Cahill, who draws in VR before working with a tech team to convert her images to AR, is committed to the nascent medium.
“It inherently has subversive potential. It is invisible to the naked eye, and yet it exists in that space,” she said. “I think it’s one of the most accessible ways of sharing and engaging in art, because you can experience it on phones and tablets.”
The work lasts a minute and a half and is accompanied by a soundscape designed by Anna Luisa Petrisko based on sounds of bells, both historic recordings and synthesized music.
“A tolling bell is a powerful thing. It can be spiritual, it can be a call to action, it can be a warning, it can be a celebration—it’s already nuanced and complex,” Cahill said.

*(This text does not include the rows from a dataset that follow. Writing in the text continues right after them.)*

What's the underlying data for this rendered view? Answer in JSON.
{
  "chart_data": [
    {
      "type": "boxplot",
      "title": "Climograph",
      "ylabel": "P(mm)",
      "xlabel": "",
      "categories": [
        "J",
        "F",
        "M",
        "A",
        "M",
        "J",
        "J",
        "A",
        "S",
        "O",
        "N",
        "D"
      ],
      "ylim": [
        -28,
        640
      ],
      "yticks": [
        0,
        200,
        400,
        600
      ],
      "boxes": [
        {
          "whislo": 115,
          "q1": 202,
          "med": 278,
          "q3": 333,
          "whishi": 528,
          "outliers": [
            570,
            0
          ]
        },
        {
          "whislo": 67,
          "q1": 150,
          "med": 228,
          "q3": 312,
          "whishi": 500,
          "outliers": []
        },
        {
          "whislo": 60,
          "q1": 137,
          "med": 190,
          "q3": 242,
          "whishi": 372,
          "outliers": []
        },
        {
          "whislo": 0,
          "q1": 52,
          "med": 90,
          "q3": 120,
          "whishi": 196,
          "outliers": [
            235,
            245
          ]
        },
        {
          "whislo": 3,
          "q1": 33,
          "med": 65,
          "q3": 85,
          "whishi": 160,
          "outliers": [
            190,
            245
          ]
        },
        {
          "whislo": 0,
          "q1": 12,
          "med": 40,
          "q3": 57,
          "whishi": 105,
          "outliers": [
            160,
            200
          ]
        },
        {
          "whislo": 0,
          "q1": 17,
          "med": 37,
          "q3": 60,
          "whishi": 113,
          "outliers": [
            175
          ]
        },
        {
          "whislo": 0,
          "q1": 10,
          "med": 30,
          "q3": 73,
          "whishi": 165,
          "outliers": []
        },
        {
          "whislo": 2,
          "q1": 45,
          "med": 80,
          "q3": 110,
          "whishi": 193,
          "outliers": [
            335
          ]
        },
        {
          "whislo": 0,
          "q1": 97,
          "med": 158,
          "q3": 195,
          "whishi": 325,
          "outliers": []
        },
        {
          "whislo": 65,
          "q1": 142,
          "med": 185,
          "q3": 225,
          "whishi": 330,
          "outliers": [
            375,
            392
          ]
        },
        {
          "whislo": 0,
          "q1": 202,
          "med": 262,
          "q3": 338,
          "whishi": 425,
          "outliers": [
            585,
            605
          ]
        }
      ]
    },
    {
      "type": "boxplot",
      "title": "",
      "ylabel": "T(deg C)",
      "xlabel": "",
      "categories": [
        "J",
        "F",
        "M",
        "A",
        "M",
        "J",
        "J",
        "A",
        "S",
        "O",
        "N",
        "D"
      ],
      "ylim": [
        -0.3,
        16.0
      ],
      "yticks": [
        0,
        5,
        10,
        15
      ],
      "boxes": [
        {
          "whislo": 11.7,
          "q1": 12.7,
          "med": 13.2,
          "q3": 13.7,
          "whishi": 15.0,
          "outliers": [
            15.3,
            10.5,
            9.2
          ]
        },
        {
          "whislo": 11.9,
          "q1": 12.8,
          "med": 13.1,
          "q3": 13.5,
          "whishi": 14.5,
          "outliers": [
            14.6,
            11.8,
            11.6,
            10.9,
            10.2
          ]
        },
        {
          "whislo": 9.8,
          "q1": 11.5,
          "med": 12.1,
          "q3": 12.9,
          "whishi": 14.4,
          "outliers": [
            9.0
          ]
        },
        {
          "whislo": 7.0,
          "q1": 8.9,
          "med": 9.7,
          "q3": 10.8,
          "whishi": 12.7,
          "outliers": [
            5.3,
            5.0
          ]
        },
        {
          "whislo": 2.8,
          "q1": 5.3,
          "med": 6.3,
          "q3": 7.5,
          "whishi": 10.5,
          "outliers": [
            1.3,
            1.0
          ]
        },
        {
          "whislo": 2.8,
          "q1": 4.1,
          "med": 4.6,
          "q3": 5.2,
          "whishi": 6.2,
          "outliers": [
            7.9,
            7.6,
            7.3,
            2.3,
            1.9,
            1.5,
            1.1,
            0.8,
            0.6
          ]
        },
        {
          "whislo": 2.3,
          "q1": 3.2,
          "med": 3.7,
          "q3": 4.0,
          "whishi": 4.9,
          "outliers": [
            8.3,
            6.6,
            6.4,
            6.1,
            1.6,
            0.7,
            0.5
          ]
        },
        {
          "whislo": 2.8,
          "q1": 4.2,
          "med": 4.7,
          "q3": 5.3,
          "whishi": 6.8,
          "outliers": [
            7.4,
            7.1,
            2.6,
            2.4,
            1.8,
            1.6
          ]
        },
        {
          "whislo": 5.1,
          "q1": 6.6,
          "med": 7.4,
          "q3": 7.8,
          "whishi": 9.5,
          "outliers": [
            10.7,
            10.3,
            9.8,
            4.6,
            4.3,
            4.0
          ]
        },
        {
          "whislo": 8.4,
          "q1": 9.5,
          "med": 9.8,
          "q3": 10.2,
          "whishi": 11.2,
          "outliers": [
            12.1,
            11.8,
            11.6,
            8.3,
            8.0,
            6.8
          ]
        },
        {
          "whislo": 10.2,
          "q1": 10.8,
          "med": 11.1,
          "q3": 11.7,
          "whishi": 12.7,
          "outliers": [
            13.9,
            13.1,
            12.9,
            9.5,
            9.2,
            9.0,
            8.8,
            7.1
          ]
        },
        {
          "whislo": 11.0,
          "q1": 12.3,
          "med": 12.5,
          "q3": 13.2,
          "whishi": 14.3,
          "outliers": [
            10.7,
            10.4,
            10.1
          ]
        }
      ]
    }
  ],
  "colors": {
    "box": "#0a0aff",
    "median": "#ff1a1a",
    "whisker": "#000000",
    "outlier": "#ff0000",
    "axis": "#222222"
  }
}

As the animation unfolds, the gentle intonations of the bell gradually becomes more wild and discordant as the red, white, and blue stripes reach a fever pitch, seemingly poised to tear themselves apart.
“There’s this moment of real discomfort and struggle as the piece goes through its animation. It gets increasingly agitated and chaotic, and yet it remains intact,” she added.
The visual struggle is inspired by divisions in our country, and Cahill’s fear of a cultural civil war.
“It feels like there is this chasm,” she said, pointing to the widely disparate debates over liberty—on one side, the Black Lives Matter protests, on the other, those who refuse to wear face masks to help fight the global health crisis.
“The notion of liberty is a noble one. It’s a beautiful idea,” Cahill said. “[But] the very concept of liberty was flawed from the beginning… It’s cracked. It’s like the bell—it’s not working.”
But despite the civil unrest sweeping the US, Cahill says Liberty Bell is a hopeful piece, which is part of the reason it’s launching on July 4.
“The moment is ripe for reexamining what these founding ideals were, how have these succeeded or failed, and how can we move toward progress, work collectively and collaboratively toward progressive action and [become] a more truly just nation,” Cahill added. “We need to imagine new systems to survive and actively thrive.”